Hydrology, new tools and innovative measurements and citizen science in Africa
Convener: Gil Mahé | Co-Conveners: Marloes Mul, Hubert H.G. Savenije, Harald Kunstmann, Flavia Tauro, Fernando Nardi, Anil Mishra, Ernest AMOUSSOU, MEDDI Mohamed, Jean-Marie Kileshye-Onema, Dominique Bérod

African scientists suffered for long from being far from hot spots of science and lacked from technical experts. This situation has changed a lot since some time. An increasing number of high schools and universities have trained numerous young students who stayed for many of them in their home countries. A lot of international cooperation programs have developed capacities of local agencies and research teams to use recent techniques, and the quality of communications and internet capacity have much increased too.

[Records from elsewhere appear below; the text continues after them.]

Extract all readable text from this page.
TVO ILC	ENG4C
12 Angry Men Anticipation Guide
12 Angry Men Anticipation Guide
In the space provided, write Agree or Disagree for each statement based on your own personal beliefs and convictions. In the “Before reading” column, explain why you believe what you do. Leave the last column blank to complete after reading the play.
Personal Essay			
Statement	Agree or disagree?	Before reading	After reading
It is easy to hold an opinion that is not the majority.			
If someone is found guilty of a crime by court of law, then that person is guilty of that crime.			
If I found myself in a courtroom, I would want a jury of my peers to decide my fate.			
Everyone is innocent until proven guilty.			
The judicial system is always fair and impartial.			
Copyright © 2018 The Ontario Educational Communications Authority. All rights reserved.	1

International UNESCO programs like FRIEND or G-WADI, or international programs like AMMA or WATERNET allowed since 20 years to build strong regional communities who are able to share and develop knowledge within Africa. Thus in many regions the most recent technologies and data management tools are frequently used, participative research and environmental surveys are increasing, and citizens are more frequently associated to development and research programs. In the context of climate change impact on water availability, Africa needs to improve its capacity of development of its own research programs based on well trained high level research community. This session aims at proposing African researchers, or colleagues working in/on Africa, to present results of researches using recent, innovative techniques, data, tools, in connection with society and development priorities, and report about research programs involving citizen participation. Among the main topics concerned, but not limitative, are spatial hydrology, innovative measurement and observation techniques, openand big data, participatory science experiment, science literacy and so on. This could provide some meaningful options to deal with challenges and uncertainties in the African context, and it is perfectly linked with specific aspects of the African Union Agenda 2063 where one of the priority areas for the next decade is to have well educated citizens and skills revolution underpinned by Science, technology and innovation. This falls under ‘Inclusive growth and sustainable development’ aspiration of the agenda.